Position the two halves as they were before you cut them. Then slide the two halves apart along the cut line until only half an inch overlaps. This is the position the halves will be when they are glued together. Mark the overlap on each piece with a pencil.
Apply a thin layer of white glue to the last half inch of the tip of each triangle, then reassemble them as they were at the end of step 3, overlapping by half an inch. Clamp the two pieces together and let the glue dry overnight.
Turn the propeller so that one end is facing you. This will be the tip of the propeller when it is carved, but it is still rectangular at this stage. Draw a diagonal line from the bottom left to the top right corners of the end.
Carve off a sliver of wood from the top left corner of the edge.
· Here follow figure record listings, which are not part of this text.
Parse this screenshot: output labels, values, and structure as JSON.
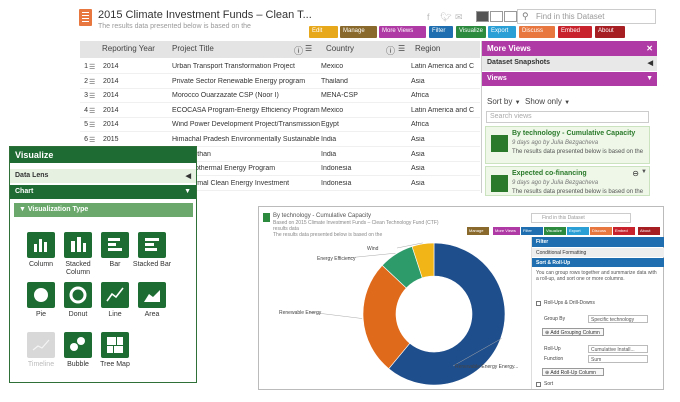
{
  "dataset": {
    "title": "2015 Climate Investment Funds – Clean T...",
    "subtitle": "The results data presented below is based on the",
    "search_placeholder": "Find in this Dataset"
  },
  "toolbar": [
    {
      "key": "edit",
      "label": "Edit",
      "color": "#e8a81c"
    },
    {
      "key": "manage",
      "label": "Manage",
      "color": "#8a6a2c"
    },
    {
      "key": "more_views",
      "label": "More Views",
      "color": "#b03aa5"
    },
    {
      "key": "filter",
      "label": "Filter",
      "color": "#1f6fb0"
    },
    {
      "key": "visualize",
      "label": "Visualize",
      "color": "#2b8a3e"
    },
    {
      "key": "export",
      "label": "Export",
      "color": "#2a9fd6"
    },
    {
      "key": "discuss",
      "label": "Discuss",
      "color": "#e8763f"
    },
    {
      "key": "embed",
      "label": "Embed",
      "color": "#c8232c"
    },
    {
      "key": "about",
      "label": "About",
      "color": "#a61d22"
    }
  ],
  "table": {
    "columns": [
      "Reporting Year",
      "Project Title",
      "Country",
      "Region"
    ],
    "rows": [
      {
        "n": "1",
        "year": "2014",
        "title": "Urban Transport Transformation Project",
        "country": "Mexico",
        "region": "Latin America and C"
      },
      {
        "n": "2",
        "year": "2014",
        "title": "Private Sector Renewable Energy program",
        "country": "Thailand",
        "region": "Asia"
      },
      {
        "n": "3",
        "year": "2014",
        "title": "Morocco Ouarzazate CSP (Noor I)",
        "country": "MENA-CSP",
        "region": "Africa"
      },
      {
        "n": "4",
        "year": "2014",
        "title": "ECOCASA Program-Energy Efficiency Program",
        "country": "Mexico",
        "region": "Latin America and C"
      },
      {
        "n": "5",
        "year": "2014",
        "title": "Wind Power Development Project/Transmission",
        "country": "Egypt",
        "region": "Africa"
      },
      {
        "n": "6",
        "year": "2015",
        "title": "Himachal Pradesh Environmentally Sustainable",
        "country": "India",
        "region": "Asia"
      },
      {
        "n": "7",
        "year": "",
        "title": "k: Rajasthan",
        "country": "India",
        "region": "Asia"
      },
      {
        "n": "8",
        "year": "",
        "title": "ctor Geothermal Energy Program",
        "country": "Indonesia",
        "region": "Asia"
      },
      {
        "n": "9",
        "year": "",
        "title": "Geothermal Clean Energy Investment",
        "country": "Indonesia",
        "region": "Asia"
      }
    ]
  },
  "more_views": {
    "title": "More Views",
    "snapshots": "Dataset Snapshots",
    "views": "Views",
    "sort_by": "Sort by",
    "show_only": "Show only",
    "search_placeholder": "Search views",
    "cards": [
      {
        "title": "By technology - Cumulative Capacity",
        "meta": "9 days ago by Julia Bezgacheva",
        "desc": "The results data presented below is based on the"
      },
      {
        "title": "Expected co-financing",
        "meta": "9 days ago by Julia Bezgacheva",
        "desc": "The results data presented below is based on the"
      }
    ]
  },
  "visualize": {
    "title": "Visualize",
    "data_lens": "Data Lens",
    "chart": "Chart",
    "viz_type": "Visualization Type",
    "types": [
      {
        "label": "Column",
        "icon": "column-chart-icon",
        "enabled": true
      },
      {
        "label": "Stacked Column",
        "icon": "stacked-column-icon",
        "enabled": true
      },
      {
        "label": "Bar",
        "icon": "bar-chart-icon",
        "enabled": true
      },
      {
        "label": "Stacked Bar",
        "icon": "stacked-bar-icon",
        "enabled": true
      },
      {
        "label": "Pie",
        "icon": "pie-chart-icon",
        "enabled": true
      },
      {
        "label": "Donut",
        "icon": "donut-chart-icon",
        "enabled": true
      },
      {
        "label": "Line",
        "icon": "line-chart-icon",
        "enabled": true
      },
      {
        "label": "Area",
        "icon": "area-chart-icon",
        "enabled": true
      },
      {
        "label": "Timeline",
        "icon": "timeline-icon",
        "enabled": false
      },
      {
        "label": "Bubble",
        "icon": "bubble-chart-icon",
        "enabled": true
      },
      {
        "label": "Tree Map",
        "icon": "tree-map-icon",
        "enabled": true
      }
    ]
  },
  "chart_window": {
    "title": "By technology - Cumulative Capacity",
    "subtitle": "Based on 2015 Climate Investment Funds – Clean Technology Fund (CTF) results data",
    "desc": "The results data presented below is based on the",
    "search_placeholder": "Find in this Dataset",
    "toolbar": [
      "Manage",
      "More Views",
      "Filter",
      "Visualize",
      "Export",
      "Discuss",
      "Embed",
      "About"
    ],
    "filter": {
      "title": "Filter",
      "conditional": "Conditional Formatting",
      "sort_rollup": "Sort & Roll-Up",
      "desc": "You can group rows together and summarize data with a roll-up, and sort one or more columns.",
      "rollup_label": "Roll-Ups & Drill-Downs",
      "group_by": "Group By",
      "group_value": "Specific technology",
      "add_group": "Add Grouping Column",
      "roll_up": "Roll-Up",
      "roll_value": "Cumulative Install...",
      "function": "Function",
      "function_value": "Sum",
      "add_rollup": "Add Roll-Up Column",
      "sort": "Sort"
    }
  },
  "chart_data": {
    "type": "pie",
    "title": "",
    "categories": [
      "Renewable Energy Energy...",
      "Renewable Energy",
      "Energy Efficiency",
      "Wind"
    ],
    "values": [
      61,
      26,
      8,
      5
    ],
    "colors": [
      "#1f4e8c",
      "#e06a1b",
      "#2e9b6b",
      "#f2b518"
    ]
  }
}
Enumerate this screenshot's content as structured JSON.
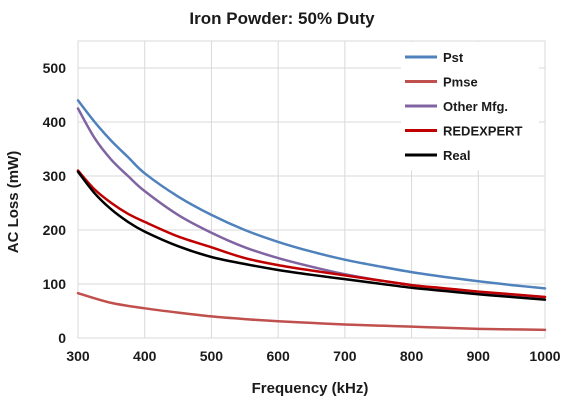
{
  "chart_data": {
    "type": "line",
    "title": "Iron Powder: 50% Duty",
    "xlabel": "Frequency (kHz)",
    "ylabel": "AC Loss (mW)",
    "xlim": [
      300,
      1000
    ],
    "ylim": [
      0,
      550
    ],
    "xticks": [
      300,
      400,
      500,
      600,
      700,
      800,
      900,
      1000
    ],
    "yticks": [
      0,
      100,
      200,
      300,
      400,
      500
    ],
    "grid": true,
    "legend_position": "top-right",
    "series": [
      {
        "name": "Pst",
        "color": "#4f81bd",
        "x": [
          300,
          325,
          350,
          375,
          400,
          450,
          500,
          550,
          600,
          650,
          700,
          750,
          800,
          850,
          900,
          950,
          1000
        ],
        "y": [
          440,
          400,
          365,
          335,
          305,
          262,
          228,
          200,
          178,
          160,
          145,
          133,
          122,
          113,
          105,
          98,
          92
        ]
      },
      {
        "name": "Pmse",
        "color": "#c0504d",
        "x": [
          300,
          350,
          400,
          450,
          500,
          550,
          600,
          650,
          700,
          750,
          800,
          850,
          900,
          950,
          1000
        ],
        "y": [
          83,
          65,
          55,
          47,
          40,
          35,
          31,
          28,
          25,
          23,
          21,
          19,
          17,
          16,
          15
        ]
      },
      {
        "name": "Other Mfg.",
        "color": "#8064a2",
        "x": [
          300,
          325,
          350,
          375,
          400,
          450,
          500,
          550,
          600,
          650,
          700,
          750,
          800,
          850,
          900,
          950,
          1000
        ],
        "y": [
          425,
          370,
          330,
          300,
          272,
          228,
          195,
          168,
          148,
          132,
          118,
          107,
          98,
          91,
          85,
          80,
          76
        ]
      },
      {
        "name": "REDEXPERT",
        "color": "#c00000",
        "x": [
          300,
          325,
          350,
          375,
          400,
          450,
          500,
          550,
          600,
          650,
          700,
          750,
          800,
          850,
          900,
          950,
          1000
        ],
        "y": [
          310,
          275,
          250,
          230,
          215,
          188,
          168,
          148,
          135,
          125,
          116,
          107,
          98,
          92,
          86,
          81,
          76
        ]
      },
      {
        "name": "Real",
        "color": "#000000",
        "x": [
          300,
          325,
          350,
          375,
          400,
          450,
          500,
          550,
          600,
          650,
          700,
          750,
          800,
          850,
          900,
          950,
          1000
        ],
        "y": [
          308,
          268,
          238,
          215,
          197,
          170,
          150,
          137,
          126,
          117,
          109,
          101,
          93,
          87,
          81,
          76,
          71
        ]
      }
    ]
  }
}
This will remind you which side of the wood to begin carving.
Turn the propeller around, without flipping it upside down, and repeat Steps 5 and 6 for the opposite end of the propeller.
Carve the edge of the wood from the centre of the propeller outward, in a curving shape, towards the corners you shaved off. Refer to your plans as you carve.
Turn the wood upside down and carve the bottom of the wood according to the plans for your propeller.
Carve the corners of both tips until they are rounded into a shape shown by your plans.
Drill a hole through the centre of the propeller to a size required for the model's prop shaft.
Sand the propeller with sandpaper. Your propeller is now ready for painting, or for a test run.